One of the most famous birds in golf is the golf albatross. It has been called the “ultimate survivor” of the bird world because of its ability to live for more than a century and a half. Although it is rare, you can even find some adult albatrosses in the wilds of Australia and they can be seen as long as ten kilometres away. It is believed that this long-lived bird can be traced back to the formation of the Southern Island of New Zealand in the year 1911. Since then, there have been around eighty sightings in the area.

The Golf Albatross – A Historical Perspective


In golf, the albatross is the standard number of strokes that an expert golfer needs to make to finish a hole, a full round, or even a tournament. The game of golf can be played by anyone – beginner, intermediate and professional golfer. The only thing a golfer cannot do without is a set of albatross-shaped wings for the purpose of turning while playing. Hence, this bird is also referred to as the “ultimate golf animal.”


This remarkable bird’s name is probably derived from its ability to stay afloat for a very long time. Its wings may be found a foot apart from each other so that it can turn rapidly. It can also probably be heard to chirp at high altitudes and spend most of its time above water level. Its white body and bright red eye are very noticeable during the day.

A golf albatross can flap its wings a thousand times in one day and still not lose its balance. That is why this bird is called the “albatross with a difference.” Because it can stay afloat for days, it feeds on different foods than other birds. It catches fish, small crustaceans, insects and algae. On top of that, it can be found almost everywhere in the ocean, except in bodies of water that have too much deep-water. This is why when a golf player is trying to hit a shot on a sand trap, he will not be able to find a mark because the entire surrounding area is covered with sand.


In golf terms, a golf albatross has the highest score in the game. Its nine-game winning streak, which was snapped by none other than Robert von Hagge in 1970, remains the all-time record. But this feat of brilliance came at a price. A single albatross will usually take nine years just to mate and give birth. This means that a player who tries to beat this record will have to win the game within nine days.


This feat and its record made the albatross a symbol to many players especially those who play golf and who are masters at the game. As golf was becoming more popular, its courses were starting to develop. However, the golf course at Honfleur was not one of them. For this reason, the golf albatross became more than a symbol to some players and became a real threat to some golfers. As a result, the game was altered so that the albatross could not finish the course.

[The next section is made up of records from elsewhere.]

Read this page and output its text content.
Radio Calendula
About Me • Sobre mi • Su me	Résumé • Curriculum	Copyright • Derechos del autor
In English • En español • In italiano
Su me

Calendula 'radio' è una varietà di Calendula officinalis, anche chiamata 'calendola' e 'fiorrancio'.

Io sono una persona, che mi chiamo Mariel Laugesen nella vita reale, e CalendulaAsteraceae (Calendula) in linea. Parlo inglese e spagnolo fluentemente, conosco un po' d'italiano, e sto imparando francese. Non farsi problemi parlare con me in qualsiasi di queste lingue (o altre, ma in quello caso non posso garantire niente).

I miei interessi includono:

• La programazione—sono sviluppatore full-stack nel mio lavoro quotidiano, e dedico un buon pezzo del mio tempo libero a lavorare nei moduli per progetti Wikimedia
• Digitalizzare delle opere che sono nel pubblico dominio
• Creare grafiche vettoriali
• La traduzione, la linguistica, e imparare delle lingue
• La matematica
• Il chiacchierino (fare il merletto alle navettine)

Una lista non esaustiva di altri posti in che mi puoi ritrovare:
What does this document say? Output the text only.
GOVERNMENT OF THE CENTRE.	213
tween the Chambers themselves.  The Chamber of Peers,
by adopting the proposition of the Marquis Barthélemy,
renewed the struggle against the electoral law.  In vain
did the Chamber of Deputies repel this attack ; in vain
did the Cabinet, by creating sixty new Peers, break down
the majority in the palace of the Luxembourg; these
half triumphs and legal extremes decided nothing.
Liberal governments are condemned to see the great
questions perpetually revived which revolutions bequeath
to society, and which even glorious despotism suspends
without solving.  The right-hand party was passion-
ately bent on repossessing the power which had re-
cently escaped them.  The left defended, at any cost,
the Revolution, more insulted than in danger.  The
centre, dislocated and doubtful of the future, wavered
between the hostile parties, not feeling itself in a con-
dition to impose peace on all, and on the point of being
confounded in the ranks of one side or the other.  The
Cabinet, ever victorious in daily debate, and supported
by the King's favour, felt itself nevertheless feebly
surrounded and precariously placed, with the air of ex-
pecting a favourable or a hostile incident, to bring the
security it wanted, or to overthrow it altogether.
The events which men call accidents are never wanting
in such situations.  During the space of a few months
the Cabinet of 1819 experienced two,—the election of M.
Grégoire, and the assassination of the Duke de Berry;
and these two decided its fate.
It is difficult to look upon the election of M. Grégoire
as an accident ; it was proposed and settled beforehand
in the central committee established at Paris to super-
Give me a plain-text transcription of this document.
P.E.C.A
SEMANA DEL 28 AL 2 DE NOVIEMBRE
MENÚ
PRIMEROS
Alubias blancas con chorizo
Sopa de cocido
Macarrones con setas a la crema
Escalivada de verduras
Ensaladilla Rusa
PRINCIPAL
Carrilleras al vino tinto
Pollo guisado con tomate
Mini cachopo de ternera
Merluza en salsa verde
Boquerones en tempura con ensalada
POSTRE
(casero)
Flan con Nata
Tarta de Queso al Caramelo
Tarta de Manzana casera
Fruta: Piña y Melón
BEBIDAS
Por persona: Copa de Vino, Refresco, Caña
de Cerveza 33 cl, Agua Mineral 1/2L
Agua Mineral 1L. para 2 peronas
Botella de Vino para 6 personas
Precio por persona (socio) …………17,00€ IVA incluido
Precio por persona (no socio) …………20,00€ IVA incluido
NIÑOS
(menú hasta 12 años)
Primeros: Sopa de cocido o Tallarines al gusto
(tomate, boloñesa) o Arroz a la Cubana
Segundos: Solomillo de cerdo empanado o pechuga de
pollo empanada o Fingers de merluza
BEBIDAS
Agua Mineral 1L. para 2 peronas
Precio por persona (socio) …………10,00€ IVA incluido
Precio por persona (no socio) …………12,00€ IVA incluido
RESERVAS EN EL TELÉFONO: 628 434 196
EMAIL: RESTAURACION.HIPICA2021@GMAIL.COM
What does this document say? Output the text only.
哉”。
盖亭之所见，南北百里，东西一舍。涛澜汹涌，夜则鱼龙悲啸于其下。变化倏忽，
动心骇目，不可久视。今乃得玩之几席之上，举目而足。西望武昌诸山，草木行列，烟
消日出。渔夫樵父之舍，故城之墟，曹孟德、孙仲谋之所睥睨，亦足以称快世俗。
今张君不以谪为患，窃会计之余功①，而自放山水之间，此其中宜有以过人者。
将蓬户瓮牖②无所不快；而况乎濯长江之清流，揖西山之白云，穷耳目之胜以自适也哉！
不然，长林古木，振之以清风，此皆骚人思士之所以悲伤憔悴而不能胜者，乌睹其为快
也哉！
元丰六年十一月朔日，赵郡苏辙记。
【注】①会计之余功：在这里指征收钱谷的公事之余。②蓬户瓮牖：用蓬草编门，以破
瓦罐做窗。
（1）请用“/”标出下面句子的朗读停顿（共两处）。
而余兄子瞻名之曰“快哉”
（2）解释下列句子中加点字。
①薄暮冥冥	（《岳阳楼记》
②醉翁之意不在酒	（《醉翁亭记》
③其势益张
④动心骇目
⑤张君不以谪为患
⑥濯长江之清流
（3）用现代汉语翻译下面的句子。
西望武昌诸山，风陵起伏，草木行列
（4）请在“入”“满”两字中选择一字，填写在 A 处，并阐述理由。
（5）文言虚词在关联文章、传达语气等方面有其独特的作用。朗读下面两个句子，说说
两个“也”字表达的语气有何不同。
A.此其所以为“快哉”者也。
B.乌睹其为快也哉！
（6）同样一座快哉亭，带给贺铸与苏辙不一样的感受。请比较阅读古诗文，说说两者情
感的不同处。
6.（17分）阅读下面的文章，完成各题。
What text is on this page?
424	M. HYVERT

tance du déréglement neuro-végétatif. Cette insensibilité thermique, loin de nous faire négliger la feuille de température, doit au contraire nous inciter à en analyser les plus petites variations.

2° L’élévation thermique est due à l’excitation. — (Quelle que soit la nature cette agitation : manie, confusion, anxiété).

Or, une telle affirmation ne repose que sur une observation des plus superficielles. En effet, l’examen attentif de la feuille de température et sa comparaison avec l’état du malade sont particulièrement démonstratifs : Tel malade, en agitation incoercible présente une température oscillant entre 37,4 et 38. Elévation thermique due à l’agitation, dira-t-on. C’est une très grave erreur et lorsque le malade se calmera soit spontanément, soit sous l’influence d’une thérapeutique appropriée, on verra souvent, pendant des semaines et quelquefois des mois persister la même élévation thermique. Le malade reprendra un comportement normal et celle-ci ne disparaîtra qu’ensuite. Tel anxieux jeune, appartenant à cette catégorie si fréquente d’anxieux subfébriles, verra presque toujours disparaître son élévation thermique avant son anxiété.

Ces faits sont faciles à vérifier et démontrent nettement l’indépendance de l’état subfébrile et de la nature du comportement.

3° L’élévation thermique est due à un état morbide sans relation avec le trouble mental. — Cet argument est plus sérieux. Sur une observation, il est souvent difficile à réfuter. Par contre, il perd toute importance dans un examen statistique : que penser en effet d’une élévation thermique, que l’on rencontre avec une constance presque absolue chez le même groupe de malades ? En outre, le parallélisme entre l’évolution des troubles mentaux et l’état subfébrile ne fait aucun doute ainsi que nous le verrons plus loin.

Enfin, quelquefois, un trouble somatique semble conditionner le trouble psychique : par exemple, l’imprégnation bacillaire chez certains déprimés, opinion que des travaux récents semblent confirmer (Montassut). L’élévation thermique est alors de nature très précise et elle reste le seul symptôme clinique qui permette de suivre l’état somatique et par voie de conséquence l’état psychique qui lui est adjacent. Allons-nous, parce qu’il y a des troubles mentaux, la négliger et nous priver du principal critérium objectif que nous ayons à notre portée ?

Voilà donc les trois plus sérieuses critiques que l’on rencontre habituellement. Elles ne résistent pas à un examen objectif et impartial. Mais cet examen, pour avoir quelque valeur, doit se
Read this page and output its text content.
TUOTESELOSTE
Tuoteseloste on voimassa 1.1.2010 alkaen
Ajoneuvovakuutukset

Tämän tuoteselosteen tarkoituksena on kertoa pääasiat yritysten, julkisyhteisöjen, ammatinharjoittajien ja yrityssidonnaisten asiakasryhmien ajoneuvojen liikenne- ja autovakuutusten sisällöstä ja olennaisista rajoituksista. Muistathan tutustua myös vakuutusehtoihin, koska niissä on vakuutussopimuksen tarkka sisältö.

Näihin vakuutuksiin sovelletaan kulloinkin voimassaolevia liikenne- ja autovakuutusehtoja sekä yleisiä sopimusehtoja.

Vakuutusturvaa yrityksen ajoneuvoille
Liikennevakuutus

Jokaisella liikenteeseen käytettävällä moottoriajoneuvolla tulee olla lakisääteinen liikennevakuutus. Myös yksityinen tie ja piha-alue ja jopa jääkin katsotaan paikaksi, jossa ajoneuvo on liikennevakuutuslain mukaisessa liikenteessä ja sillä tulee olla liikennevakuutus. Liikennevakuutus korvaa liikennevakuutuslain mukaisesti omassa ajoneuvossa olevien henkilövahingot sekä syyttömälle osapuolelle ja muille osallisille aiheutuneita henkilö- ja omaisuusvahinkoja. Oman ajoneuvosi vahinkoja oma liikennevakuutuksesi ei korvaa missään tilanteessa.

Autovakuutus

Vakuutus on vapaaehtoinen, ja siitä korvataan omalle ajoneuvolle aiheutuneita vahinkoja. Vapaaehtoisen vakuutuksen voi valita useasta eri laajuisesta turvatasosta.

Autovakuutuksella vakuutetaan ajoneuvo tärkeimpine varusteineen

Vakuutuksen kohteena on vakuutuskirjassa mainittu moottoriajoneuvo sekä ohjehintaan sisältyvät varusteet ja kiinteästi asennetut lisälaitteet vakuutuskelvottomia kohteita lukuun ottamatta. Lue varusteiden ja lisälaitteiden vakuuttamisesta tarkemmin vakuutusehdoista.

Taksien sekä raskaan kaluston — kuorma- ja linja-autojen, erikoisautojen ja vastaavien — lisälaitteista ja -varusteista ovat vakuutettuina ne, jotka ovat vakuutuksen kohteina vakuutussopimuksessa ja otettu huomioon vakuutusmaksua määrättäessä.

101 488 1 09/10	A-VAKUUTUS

As a result, they were excluded from the tournaments. The reason being, the holes would be increased so that there would be a better challenge for the albatross to accomplish. In its place, they were to play holes where they would need to use a lot of energy, such as holes two, holes five and holes eight. As a result, the albatross was left out of these tournaments. After several years, they were allowed back into the golf courses, but they were no longer permitted to participate in the prestigious hole-in-one golf competition.


Another version of the tradition is seen in the United States where a golfer has to shoot a hole from the tee box into a hole on the green, without going over the par of the course. The American version of this game is now known as the double eagle. Here, the player who shoots the farthest number of balls into the green wins the game. The British version of the game has had a different rule implemented, where a golfer has to shoot a hole from the tee box into a hole on the green, without going over the par of the course.